From 1865 the various Imperial forces began to leave New Zealand, its defense being completely placed in the hands of the local militias by July/August 1867. The final Imperial Troops stationed in New Zealand were the 2nd Battalion of the 18th Regiment. They were housed at the Barracks until their departure in February 1870 on SS Hero, the land and buildings being gifted to the New Zealand Government by the British government.


Thomas R Mould
Colonel Thomas Mould

In 1849 the crew of the shipwrecked French National Corvette L Alceme were housed at the barracks for seven weeks while awaiting repatriation.

The grounds were used a cricket venue in 1850 and the buildings, at various times from 1849, for balls and theatrical performances.

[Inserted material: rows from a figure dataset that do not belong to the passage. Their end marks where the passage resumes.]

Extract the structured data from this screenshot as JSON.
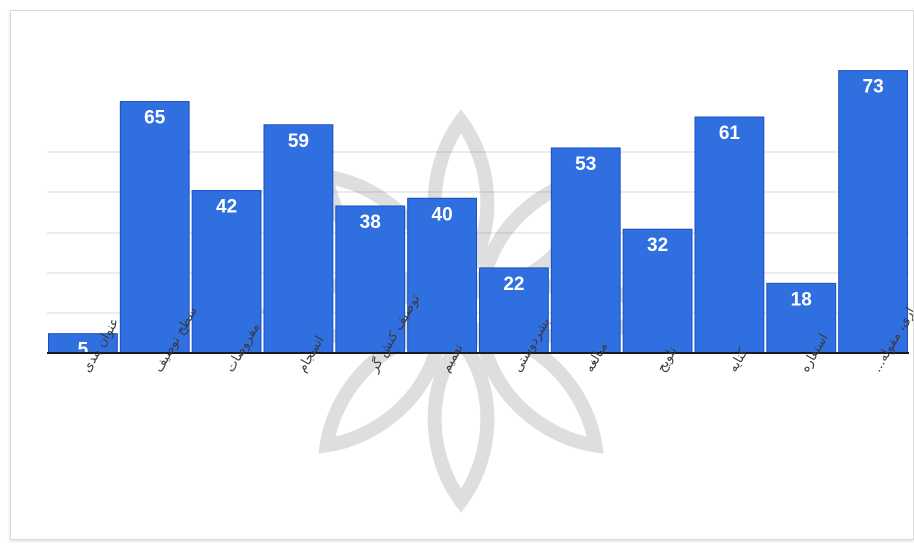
{
  "chart_data": {
    "type": "bar",
    "categories": [
      "عنوان بندی",
      "سطح توصیف",
      "مفروضات",
      "انسجام",
      "توصیف کنش گر",
      "تعمیم",
      "بشردوستی",
      "مبالغه",
      "تلویح",
      "کنایه",
      "استعاره",
      "قطبی سازی، مقوله..."
    ],
    "values": [
      5,
      65,
      42,
      59,
      38,
      40,
      22,
      53,
      32,
      61,
      18,
      73
    ],
    "ylim": [
      0,
      76
    ],
    "grid": true,
    "bar_color": "#2f6fe0",
    "bar_edge_color": "#1a4fc4",
    "axis_color": "#1a1a1a",
    "grid_color": "#d8d8d8"
  }
}
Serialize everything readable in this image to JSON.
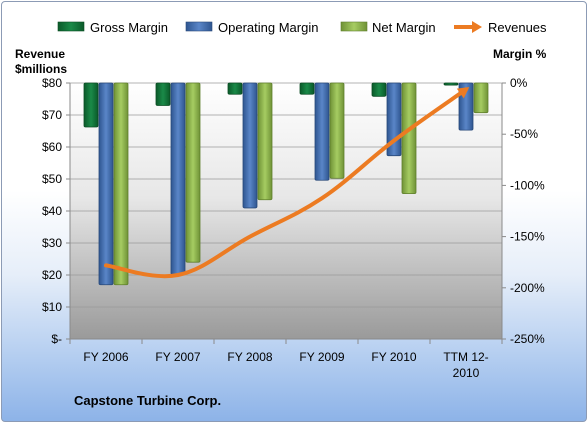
{
  "chart_data": {
    "type": "bar",
    "company": "Capstone Turbine Corp.",
    "categories": [
      "FY 2006",
      "FY 2007",
      "FY 2008",
      "FY 2009",
      "FY 2010",
      "TTM 12-2010"
    ],
    "category_lines": [
      [
        "FY 2006"
      ],
      [
        "FY 2007"
      ],
      [
        "FY 2008"
      ],
      [
        "FY 2009"
      ],
      [
        "FY 2010"
      ],
      [
        "TTM 12-",
        "2010"
      ]
    ],
    "series": [
      {
        "name": "Gross Margin",
        "axis": "right",
        "color": "#13743c",
        "values": [
          -43,
          -22,
          -11,
          -11,
          -13,
          -2
        ]
      },
      {
        "name": "Operating Margin",
        "axis": "right",
        "color": "#3f69a8",
        "values": [
          -197,
          -187,
          -122,
          -95,
          -71,
          -46
        ]
      },
      {
        "name": "Net Margin",
        "axis": "right",
        "color": "#8bb04a",
        "values": [
          -197,
          -175,
          -114,
          -93,
          -108,
          -29
        ]
      }
    ],
    "line_series": {
      "name": "Revenues",
      "axis": "left",
      "color": "#ec7b22",
      "values": [
        23,
        20,
        32,
        44,
        62,
        78
      ]
    },
    "left_axis": {
      "title_lines": [
        "Revenue",
        "$millions"
      ],
      "ylim": [
        0,
        80
      ],
      "ticks": [
        "$-",
        "$10",
        "$20",
        "$30",
        "$40",
        "$50",
        "$60",
        "$70",
        "$80"
      ]
    },
    "right_axis": {
      "title": "Margin %",
      "ylim": [
        -250,
        0
      ],
      "ticks": [
        "0%",
        "-50%",
        "-100%",
        "-150%",
        "-200%",
        "-250%"
      ]
    },
    "grid": true,
    "legend": "top"
  }
}
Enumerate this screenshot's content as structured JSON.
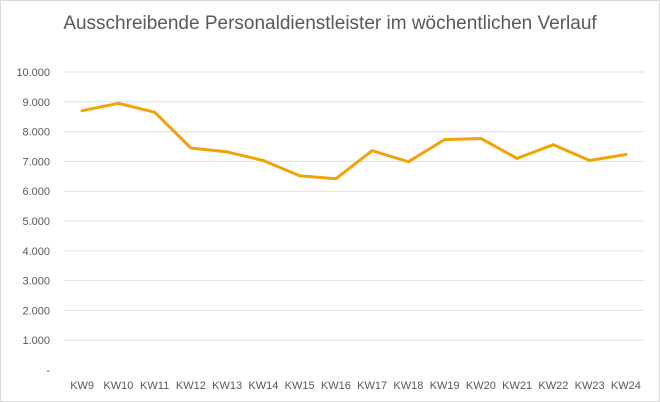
{
  "chart_data": {
    "type": "line",
    "title": "Ausschreibende Personaldienstleister im wöchentlichen Verlauf",
    "categories": [
      "KW9",
      "KW10",
      "KW11",
      "KW12",
      "KW13",
      "KW14",
      "KW15",
      "KW16",
      "KW17",
      "KW18",
      "KW19",
      "KW20",
      "KW21",
      "KW22",
      "KW23",
      "KW24"
    ],
    "series": [
      {
        "values": [
          8700,
          8950,
          8650,
          7450,
          7320,
          7030,
          6520,
          6420,
          7360,
          6990,
          7730,
          7770,
          7100,
          7560,
          7030,
          7230
        ]
      }
    ],
    "y_ticks": [
      "-",
      "1.000",
      "2.000",
      "3.000",
      "4.000",
      "5.000",
      "6.000",
      "7.000",
      "8.000",
      "9.000",
      "10.000"
    ],
    "ylim": [
      0,
      10000
    ],
    "grid": true,
    "legend": "none",
    "colors": {
      "series": "#f0a30a",
      "grid": "#e0e0e0",
      "text": "#595959"
    }
  }
}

Up to 1857 Auckland had relied on septic tanks for sewage disposal, but these were no longer suitable given the growing population. Albert Barracks with its 1,000 residents compounded the problem, with heavy rain causing its septic tanks to overflow and the effluent to run down through the lower city areas. The Provincial Council raised the issue with the military, Colonel Thomas Mould of the Royal Engineers, who advised that they were prepared to deal with the problem if the council were prepared to install sewer mains. A sewer main was not installed until 1863 after several outbreaks of typhoid fever in the city.

Also in 1863, a large fire passed through the central city near the barracks. Concerns were raised that had the wind veered, the fire could have set alight the powder magazines at the barracks. There was about 100 tons of powder stored there. This fire was then followed in March 1863 by a series of fires at the barracks, which were suspected to be the work of an arsonist. The fires stopped after the military imposed a curfew at the barracks.

Demolition and transformation

Albert Park From Lumley Centre Building
Albert Park
University of Auckland clock tower building viewed from Albert Park

With the departure of the 18th Regiment in 1870 some of the buildings were auctioned for removal. The site continued to be used as a cricket ground and parade ground for the local militia while its future was debated. In 1871 Auckland Grammar School under Farquhar Macrae, Head Master, began to use a building on the site. The Government transferred the Albert Barracks land was declared Crown land under The Public Domains Act 1860 by the Auckland Military Reserves Act 1871. This clause of the Act was repealed and replaced by the Auckland Improvement (Albert Barrack Reserves) Act 1872 which vested the land in the Superintendent of the Province of Auckland. The Act set up the Auckland Improvement Commissioners to manage and dispose of the land in terms of the Act. The Act enabled them to remove the wall and buildings from the site, with the exception of the Militia Store. In 1873 the Militia Store was moved to the former hospital building on the site and vested in the Governor.

Present time

The barracks were in the area now bounded by Kitchener Street, Waterloo Quadrant, Symonds Street, and Wellesley Street East, according to Colonel T R Mould's 1860 map of Defensible Works round Auckland. Princes Street runs through the centre of the site, with Albert Park on the western portion and the University of Auckland on the eastern side. A synagogue was built on a section at the corner of Princes Street and Bowen Avenue in 1884–1885; it is now leased by the University and called University House.

All that remains of the barracks structures is 85 metres (279 ft) of the perimeter wall. The remnant is the oldest surviving piece of British military infrastructure in New Zealand. On 23 June 1983, the Albert Barracks Wall was registered by Heritage New Zealand as a Category I structure, with registration number 12.